Local resident James Bausch wants the city to consider an ordinance allowing chickens to be raised within the city limits.
Bosch approached the Warsaw Common Council Monday night to share his intention to go before the Warsaw Plan Commission seeking to have the city write a resolution allowing hens to be kept in town.
“I’m here on behalf of a group of citizens that would like the city to change its policies on keeping hens in the city,” said Bausch. “I can’t say exactly why Warsaw doesn’t allow it, but I’ve done some research and the history shows that after World War II there was a movement to kind of separate farmland … [but] there’s been a shift in culture since then.”
In his 10-minute appeal to the council, Bausch noted that larger cities like New York, Chicago, Denver, Milwaukee and Seattle have adopted policies permitting chickens within city limits. “Even in Indiana … very recently South Bend has passed an ordinance allowing chickens,” he said.
Although recognizing that guidelines would need to be established, Bausch noted,
“There are people, like me, who care about where their food comes from.”
Mayor Joe Thallemer asked the council their general thoughts on the idea, and several council members voiced concerns. Charlie Smith said, “I’m a little uncomfortable to be honest. I think (chickens) belong on a farm. If anyone on either side of me was to have chickens … I wouldn’t want to be woken up by a rooster crowing in the morning. I’d have to think about that for a while.”

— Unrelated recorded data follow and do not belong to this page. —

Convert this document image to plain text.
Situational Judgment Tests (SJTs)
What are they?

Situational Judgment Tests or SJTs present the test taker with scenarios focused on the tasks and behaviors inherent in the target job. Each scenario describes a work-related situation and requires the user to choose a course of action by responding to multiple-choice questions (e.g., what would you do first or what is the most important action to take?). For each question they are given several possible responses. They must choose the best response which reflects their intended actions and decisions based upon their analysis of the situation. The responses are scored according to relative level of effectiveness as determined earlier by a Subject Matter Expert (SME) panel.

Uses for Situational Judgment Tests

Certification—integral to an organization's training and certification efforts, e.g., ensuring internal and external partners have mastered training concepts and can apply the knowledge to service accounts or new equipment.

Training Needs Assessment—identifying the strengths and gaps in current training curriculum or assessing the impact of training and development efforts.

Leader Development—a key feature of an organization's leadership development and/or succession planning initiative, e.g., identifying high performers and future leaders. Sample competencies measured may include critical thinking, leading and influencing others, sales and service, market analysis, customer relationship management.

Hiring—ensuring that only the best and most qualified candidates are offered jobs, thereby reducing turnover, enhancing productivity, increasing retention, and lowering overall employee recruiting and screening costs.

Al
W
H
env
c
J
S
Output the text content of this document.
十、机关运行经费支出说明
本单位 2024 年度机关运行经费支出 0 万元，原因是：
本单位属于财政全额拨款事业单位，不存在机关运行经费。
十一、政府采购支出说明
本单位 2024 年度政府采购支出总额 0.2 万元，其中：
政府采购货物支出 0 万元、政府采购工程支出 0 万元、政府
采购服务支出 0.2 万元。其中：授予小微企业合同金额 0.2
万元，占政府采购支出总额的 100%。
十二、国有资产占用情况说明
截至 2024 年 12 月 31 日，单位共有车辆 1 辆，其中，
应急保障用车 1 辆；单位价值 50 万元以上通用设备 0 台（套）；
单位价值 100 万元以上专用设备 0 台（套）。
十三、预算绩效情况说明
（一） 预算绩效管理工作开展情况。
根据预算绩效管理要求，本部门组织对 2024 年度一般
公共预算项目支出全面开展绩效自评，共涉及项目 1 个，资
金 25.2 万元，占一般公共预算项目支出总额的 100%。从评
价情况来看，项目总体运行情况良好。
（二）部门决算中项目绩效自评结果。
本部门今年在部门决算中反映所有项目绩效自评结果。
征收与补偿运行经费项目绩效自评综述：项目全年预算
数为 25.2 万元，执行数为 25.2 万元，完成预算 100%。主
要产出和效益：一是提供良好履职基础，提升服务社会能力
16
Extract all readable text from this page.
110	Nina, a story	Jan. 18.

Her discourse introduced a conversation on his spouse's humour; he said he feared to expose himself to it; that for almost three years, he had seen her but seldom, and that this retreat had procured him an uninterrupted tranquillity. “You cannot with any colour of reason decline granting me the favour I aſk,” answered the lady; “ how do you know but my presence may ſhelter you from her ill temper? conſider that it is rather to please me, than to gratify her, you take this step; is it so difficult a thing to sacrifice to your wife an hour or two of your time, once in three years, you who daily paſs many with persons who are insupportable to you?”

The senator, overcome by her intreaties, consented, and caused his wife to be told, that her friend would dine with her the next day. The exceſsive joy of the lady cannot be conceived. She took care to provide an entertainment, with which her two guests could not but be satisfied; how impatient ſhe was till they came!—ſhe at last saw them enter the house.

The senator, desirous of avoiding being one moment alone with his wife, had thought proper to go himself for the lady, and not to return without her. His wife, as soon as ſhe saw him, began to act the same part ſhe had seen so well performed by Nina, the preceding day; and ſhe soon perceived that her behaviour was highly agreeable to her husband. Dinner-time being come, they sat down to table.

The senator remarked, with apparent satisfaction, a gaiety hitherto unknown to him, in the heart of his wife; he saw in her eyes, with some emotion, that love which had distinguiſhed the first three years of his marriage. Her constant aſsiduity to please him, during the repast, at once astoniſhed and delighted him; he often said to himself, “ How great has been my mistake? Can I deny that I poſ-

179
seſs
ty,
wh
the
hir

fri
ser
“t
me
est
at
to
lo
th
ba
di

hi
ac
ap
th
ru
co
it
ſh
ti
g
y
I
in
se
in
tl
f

Councilwoman Cindy Dobbins asked what kind of quantity limitations would be put on chicken owners, but it was council president Diane Quance who noted an issue prompting her councilmates to nod in agreement. “First, I think code enforcement is an issue,” she explained, “because they are not all being enforced now. Also, chickens carry E.coli and that’s a major pollutant in our local lakes.”
Thallemer said Monday night’s meeting was not the time to debate or discuss the particulars of the proposal, noting that will be the responsible for the Warsaw Plan Commission. If such an ordinance is drafted and approved by the WPC, the Warsaw Common Council would have the final say.
Bausch has been working with the Warsaw Building and Planning Department on a potential ordinance, which he plans to present at the Monday, Feb. 10, meeting of the Warsaw Plan Commission. That meeting will begin at 6 p.m. in Warsaw City Hall and is open to the public.